Subsequently, the idea began to come to life on social networks. Unlike some of my other, slightly more controversial ideas – like ramucirumab is not a good drug – everyone seemed to support this concept. Oncologists, policy makers, regulators and laypeople alike could all see the merits of the soil cancer philosophy and believed that this initiative needed as much priority and funding as moon cancer to truly “end cancer as we know it”.
Since then, the idea has continued to gain ground. I have given dozens of talks in the field of cancer, both in high and low income countries and at meetings including cancer, the AORTIC International Cancer Conference in Africa, ASTRO (American Society of Radiation Oncology) and the European Cancer Summit. I co-wrote a chapter on the concept of the ASCO 2022 educational book. And on the 5th anniversary of cancer moonshot, Nature posted my take on a cancer field photo. When I was invited to the ASCO 2022 Annual Meeting to chair an educational session on the field of cancer on June 3, it got me thinking about this journey I share today.
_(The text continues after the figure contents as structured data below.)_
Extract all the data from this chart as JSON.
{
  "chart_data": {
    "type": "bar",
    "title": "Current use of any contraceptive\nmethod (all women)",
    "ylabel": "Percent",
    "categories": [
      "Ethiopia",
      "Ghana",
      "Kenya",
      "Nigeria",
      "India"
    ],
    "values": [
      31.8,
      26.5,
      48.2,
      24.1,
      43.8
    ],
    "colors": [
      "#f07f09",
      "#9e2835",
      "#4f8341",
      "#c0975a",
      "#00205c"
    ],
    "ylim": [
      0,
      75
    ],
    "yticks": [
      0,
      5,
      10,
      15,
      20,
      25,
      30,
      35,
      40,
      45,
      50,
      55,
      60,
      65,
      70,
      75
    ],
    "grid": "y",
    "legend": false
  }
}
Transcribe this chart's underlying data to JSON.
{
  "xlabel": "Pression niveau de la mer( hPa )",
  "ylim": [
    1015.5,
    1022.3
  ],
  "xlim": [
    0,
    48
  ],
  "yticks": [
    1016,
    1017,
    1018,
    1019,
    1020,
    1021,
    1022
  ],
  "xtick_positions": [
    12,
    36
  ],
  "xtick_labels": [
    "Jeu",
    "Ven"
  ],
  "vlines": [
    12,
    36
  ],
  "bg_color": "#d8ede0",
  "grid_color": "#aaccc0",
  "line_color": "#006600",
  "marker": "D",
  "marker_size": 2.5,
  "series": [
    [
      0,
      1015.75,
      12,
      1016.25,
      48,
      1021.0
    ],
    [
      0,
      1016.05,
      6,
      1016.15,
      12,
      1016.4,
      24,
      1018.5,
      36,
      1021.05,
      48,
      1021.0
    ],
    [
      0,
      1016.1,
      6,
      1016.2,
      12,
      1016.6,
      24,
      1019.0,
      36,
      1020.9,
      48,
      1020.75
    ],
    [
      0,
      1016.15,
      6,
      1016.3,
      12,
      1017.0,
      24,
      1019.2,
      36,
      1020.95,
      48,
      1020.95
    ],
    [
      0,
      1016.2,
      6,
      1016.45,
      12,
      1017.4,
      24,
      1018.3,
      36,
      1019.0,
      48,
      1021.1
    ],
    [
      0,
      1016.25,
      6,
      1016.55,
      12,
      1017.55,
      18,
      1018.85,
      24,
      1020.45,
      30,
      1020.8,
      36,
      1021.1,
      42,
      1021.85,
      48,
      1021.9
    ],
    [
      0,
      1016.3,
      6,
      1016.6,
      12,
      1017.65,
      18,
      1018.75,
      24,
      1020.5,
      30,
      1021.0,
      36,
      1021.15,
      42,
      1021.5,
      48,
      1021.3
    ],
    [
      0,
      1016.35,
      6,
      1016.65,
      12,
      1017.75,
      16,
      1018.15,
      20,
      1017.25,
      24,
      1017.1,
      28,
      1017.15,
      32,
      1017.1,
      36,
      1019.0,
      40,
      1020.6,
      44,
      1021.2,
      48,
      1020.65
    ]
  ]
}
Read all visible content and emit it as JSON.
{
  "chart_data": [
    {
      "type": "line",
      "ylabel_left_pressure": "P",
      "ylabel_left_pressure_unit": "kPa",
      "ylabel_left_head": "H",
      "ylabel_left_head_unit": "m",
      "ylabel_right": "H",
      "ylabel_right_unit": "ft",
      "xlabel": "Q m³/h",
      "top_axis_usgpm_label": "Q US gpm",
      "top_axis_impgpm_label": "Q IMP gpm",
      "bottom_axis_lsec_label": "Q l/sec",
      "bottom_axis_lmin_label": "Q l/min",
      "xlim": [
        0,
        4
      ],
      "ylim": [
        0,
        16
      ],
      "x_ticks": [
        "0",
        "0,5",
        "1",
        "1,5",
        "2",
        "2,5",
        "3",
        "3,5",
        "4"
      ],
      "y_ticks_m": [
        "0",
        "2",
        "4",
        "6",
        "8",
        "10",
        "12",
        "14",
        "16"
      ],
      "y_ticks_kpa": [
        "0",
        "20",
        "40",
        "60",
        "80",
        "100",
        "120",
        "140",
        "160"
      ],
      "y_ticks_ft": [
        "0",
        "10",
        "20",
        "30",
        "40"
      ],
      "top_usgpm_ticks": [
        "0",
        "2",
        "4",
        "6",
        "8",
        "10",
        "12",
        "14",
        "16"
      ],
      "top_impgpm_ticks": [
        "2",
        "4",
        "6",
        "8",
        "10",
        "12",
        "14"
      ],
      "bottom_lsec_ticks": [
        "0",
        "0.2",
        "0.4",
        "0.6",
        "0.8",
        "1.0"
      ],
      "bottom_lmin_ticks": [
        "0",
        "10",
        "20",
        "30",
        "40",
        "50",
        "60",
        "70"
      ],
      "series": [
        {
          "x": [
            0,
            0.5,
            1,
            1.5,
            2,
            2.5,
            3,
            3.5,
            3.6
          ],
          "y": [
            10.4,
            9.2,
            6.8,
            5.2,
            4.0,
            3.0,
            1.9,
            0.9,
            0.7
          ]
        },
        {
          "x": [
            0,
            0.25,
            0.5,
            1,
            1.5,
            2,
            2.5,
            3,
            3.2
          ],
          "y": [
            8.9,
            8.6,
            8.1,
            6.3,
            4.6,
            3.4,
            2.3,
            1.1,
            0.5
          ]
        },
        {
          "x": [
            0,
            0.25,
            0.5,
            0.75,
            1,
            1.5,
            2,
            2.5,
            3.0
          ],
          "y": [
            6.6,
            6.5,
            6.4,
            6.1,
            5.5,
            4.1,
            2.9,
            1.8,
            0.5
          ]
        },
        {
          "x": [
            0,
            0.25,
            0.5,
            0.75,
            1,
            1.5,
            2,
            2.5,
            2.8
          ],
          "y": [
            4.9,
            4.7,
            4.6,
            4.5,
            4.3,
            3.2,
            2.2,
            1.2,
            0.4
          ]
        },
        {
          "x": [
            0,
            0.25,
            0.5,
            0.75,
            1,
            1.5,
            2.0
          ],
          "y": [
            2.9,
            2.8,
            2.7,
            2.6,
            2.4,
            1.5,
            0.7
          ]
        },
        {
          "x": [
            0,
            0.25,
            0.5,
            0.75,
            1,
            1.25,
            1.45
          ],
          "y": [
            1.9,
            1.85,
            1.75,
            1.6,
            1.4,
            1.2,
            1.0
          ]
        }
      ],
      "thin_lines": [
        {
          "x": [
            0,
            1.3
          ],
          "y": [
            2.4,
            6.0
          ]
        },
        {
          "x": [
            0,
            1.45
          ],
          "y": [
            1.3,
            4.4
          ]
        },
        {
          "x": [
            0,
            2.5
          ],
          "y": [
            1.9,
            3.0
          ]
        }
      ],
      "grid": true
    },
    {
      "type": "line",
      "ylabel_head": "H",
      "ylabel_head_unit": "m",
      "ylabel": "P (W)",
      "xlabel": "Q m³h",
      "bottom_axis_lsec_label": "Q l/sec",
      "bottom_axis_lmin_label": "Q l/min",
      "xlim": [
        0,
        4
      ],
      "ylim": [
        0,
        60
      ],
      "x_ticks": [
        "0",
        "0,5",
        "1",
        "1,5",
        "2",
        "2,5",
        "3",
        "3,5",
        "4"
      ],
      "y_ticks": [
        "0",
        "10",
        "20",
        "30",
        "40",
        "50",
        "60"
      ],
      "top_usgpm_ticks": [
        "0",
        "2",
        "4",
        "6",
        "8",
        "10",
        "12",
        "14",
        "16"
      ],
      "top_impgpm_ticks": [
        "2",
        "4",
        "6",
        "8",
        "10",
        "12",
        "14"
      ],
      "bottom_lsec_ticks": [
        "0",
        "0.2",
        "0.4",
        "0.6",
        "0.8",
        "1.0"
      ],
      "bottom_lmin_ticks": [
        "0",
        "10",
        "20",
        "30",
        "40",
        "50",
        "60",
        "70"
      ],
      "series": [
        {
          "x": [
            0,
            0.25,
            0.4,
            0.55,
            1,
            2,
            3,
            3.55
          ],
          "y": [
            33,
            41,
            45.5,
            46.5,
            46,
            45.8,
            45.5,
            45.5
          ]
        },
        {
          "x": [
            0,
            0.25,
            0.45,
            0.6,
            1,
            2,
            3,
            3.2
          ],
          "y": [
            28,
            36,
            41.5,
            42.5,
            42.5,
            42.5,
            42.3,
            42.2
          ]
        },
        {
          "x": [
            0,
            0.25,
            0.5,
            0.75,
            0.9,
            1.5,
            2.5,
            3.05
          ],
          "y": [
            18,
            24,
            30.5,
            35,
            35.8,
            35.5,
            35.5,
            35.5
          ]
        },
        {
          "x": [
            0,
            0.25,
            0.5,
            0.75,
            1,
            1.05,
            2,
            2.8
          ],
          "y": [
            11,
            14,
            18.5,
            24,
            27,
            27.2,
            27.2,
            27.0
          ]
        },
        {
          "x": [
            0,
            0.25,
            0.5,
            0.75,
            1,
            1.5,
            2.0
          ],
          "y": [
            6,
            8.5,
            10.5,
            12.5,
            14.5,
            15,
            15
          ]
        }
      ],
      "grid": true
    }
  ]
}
Despite the momentum behind the groundbreaking fight against cancer, I know this is just the beginning. Speeches and articles do not save lives. We need concrete actions, and I hope that these discussions and these documents will create momentum and encourage effective policy that will save lives.
I tell this story not to emphasize how fantastic my idea is, but to emphasize that no matter where you are in today’s world, you can make a difference. I hope to encourage the global community of young oncologists to say that, whatever their background, they can make a difference.
Bishal Gyawali, MD, PhD, is an Associate Professor in the Departments of Oncology and Public Health Sciences and Scientist in the Division of Cancer Care and Epidemiology at Queen’s University in Kingston, Ontario, Canada, and is also an Affiliate Professor in the Program on Regulation, Therapeutics and Law in the Department of Medicine at Brigham and Women’s Hospital in Boston. His clinical and research interests are in cancer policy, global oncology, evidence-based oncology, financial toxicities of cancer treatment, clinical trial methods and supportive care. He tweets at @oncology_bg.